"İçtihat Metni"
MAHKEMESİ :Sulh Hukuk Mahkemesi
SAYISI : 2022/1794 E., 2024/148 K.
Taraflar arasındaki kira bedelinin uyarlanması davasından dolayı yapılan yargılama sonunda, Mahkemece bozmaya uyularak davanın kısmen kabulüne karar verilmiştir.
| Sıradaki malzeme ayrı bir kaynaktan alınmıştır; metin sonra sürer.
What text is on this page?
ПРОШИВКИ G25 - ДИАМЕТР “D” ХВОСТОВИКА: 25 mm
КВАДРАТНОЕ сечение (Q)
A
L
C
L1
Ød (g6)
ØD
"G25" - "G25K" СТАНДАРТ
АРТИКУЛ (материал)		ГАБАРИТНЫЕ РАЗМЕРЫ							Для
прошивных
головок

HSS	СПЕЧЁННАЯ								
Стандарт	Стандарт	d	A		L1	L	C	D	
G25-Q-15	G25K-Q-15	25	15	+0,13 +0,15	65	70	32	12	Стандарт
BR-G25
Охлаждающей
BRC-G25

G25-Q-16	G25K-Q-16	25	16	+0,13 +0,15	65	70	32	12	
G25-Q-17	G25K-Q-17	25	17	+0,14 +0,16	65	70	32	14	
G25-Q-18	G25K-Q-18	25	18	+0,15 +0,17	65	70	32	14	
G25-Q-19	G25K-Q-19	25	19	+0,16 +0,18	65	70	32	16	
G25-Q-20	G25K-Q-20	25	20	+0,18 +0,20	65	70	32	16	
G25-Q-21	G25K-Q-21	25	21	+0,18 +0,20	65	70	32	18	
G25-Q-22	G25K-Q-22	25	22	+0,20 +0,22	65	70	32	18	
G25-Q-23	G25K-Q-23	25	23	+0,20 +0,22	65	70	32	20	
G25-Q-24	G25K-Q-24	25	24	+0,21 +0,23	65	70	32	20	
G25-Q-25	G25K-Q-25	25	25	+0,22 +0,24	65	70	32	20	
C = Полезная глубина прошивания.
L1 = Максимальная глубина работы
Mahkeme kararı taraf vekillerince temyiz edilmekle; kesinlik, süre, temyiz şartı ve diğer usul eksiklikleri yönünden yapılan ön inceleme sonucunda, temyiz dilekçelerinin kabulüne karar verildikten ve Tetkik Hâkimi tarafından hazırlanan rapor dinlendikten sonra dosyadaki belgeler incelenip gereği düşünüldü:
I. DAVA
Davacı vekili; davalının 2012 yılında 6.346,50 TL kira bedeli ödediğini, değişen ekonomik şartlar, bölgedeki taşınmazların kira bedellerinde meydana gelen artışlar karşısında kiralananın kira bedelinin çok düşük kaldığını, değişen hal ve şartlar nedeniyle tarafların yüklendikleri edimler arasındaki dengenin aşırı ölçüde ve açık biçimde davacı aleyhine bozulduğunu, bu durumun davacı için katlanılmaz bir hale geldiğini ileri sürerek; dava tarihi itibariyle yıllık kira bedelinin 53.653,50 TL artırılarak 60.000,00 TL olarak uyarlanmasına karar verilmesini talep etmiştir.
II. CEVAP
Davalı vekili; davanın reddini dilemiştir.
III. MAHKEME KARARI
Mahkemece verilen 22.12.2014 tarihli ve 2012/769 E., 2014/1443 K. sayılı kararla; 2012 yılı yıllık kira parasının 11.271,84 TL olarak uyarlanmasına karar verilmiştir.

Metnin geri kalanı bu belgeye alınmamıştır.